I'm trying to sum up the values of column 2 where column 1 is a duplicate value, however my google search is off as I get results on how to add columns or sum whole rows not where a value matches.

Can someone confirm or link me to where I can find out how to do this? I've got to the point of organising the data but the final step eludes my search engine.

Current code

cat example.csv | sort | ##pipe of the thing that sums > output.csv

example.csv

platform1,24257022
platform2,44959636
platform_3,62
platform2,2
platform_3,20
platform1,572475
platform_3,75

desired output.csv

platform1,24829497
platform2,44959638
platform_3,157

Apologies that this is such a basic question I'm asking...

El_Birdo
  • 315
  • 4
  • 19
  • 2
    This should do it for you: `awk 'BEGIN{FS=OFS=","}{a[$1]+=$2}END{for(i in a) print i,a[i]}' file.csv`. The output will be unsorted, but I believe that should be fine. – kvantour Jan 13 '20 at 11:42
  • I marked this as a duplicate, the only difference is the field separator. – kvantour Jan 13 '20 at 12:57

2 Answers2

4

Could you please try following.

awk 'BEGIN{FS=OFS=","}{a[$1]+=$2}END{for(i in a){print i,a[i]}}' Input_file

Explanation: Adding detailed explanation of above code here.
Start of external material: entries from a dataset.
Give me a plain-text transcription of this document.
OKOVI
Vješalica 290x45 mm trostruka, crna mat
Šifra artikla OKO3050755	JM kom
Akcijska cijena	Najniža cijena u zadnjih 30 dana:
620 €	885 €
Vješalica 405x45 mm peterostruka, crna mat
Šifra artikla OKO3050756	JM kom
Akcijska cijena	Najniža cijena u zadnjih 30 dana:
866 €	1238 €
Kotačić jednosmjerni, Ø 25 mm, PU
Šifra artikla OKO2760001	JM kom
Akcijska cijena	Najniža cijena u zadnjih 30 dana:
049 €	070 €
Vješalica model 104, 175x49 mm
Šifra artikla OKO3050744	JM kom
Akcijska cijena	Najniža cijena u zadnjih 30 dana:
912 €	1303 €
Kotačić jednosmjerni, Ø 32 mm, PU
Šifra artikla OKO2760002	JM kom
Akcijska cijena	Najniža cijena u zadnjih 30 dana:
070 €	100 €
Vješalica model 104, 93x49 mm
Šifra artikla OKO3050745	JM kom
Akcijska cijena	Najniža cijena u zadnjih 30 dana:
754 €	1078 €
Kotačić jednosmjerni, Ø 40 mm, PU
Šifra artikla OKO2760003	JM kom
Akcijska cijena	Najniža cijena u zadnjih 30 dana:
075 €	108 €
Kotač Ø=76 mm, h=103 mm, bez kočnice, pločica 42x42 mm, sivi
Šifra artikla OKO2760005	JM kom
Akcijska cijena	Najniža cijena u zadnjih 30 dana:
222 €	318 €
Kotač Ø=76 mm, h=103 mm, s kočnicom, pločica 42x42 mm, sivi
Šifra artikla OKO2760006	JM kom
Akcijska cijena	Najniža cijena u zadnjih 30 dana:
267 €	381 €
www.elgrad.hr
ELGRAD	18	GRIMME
awk '                  ##Starting awk program from here.
BEGIN{                 ##Starting BEGIN section of this awk program from here.
  FS=OFS=","           ##Setting FS and OFS as comma here.
}                      ##Closing BEGIN block of this code here.
{                      ##Starting main block for this code here.
  a[$1]+=$2            ##Creating an array named a whose index is $1 and value is $2 which keep adding to its own value.
}                      ##Closing main block of this program here.
END{                   ##Starting END block of this program here.
  for(i in a){         ##Traversing through array a all elements here.
    print i,a[i]       ##Printing index of element and value of element here.
  }                    ##Closing block for, above for loop here.
}                      ##Closing BLOCK for this program END section here.
'  Input_file          ##Mentioning Input_file name here.


2nd solution: In case you want the output in same order in which 1st field has occurred then try following since above solution will not take care of sequence.

awk '
BEGIN{
  FS=OFS=","
}
!a[$1]++{
  b[++count]=$1
}
{
  c[$1]+=$2
}
END{
  for(i=1;i<=count;i++){
    print b[i],c[b[i]]
  }
}
'  Input_file
RavinderSingh13
  • 130,504
  • 14
  • 57
  • 93
  • 1
    I can confirm that this worked. I've got a time delay before I can accept the answer but will do. – El_Birdo Jan 13 '20 at 11:46
2

Another way, using the always-useful GNU datamash:

$ datamash -t, -s -g1 sum 2 < example.csv
platform1,24829497
platform2,44959638
platform_3,157

(Using comma as a field delimiter (-t,), sort (-s, needed for unsorted input like yours) and group by the first column (-g1) and sum the second column of each group.

Shawn
  • 47,241
  • 3
  • 26
  • 60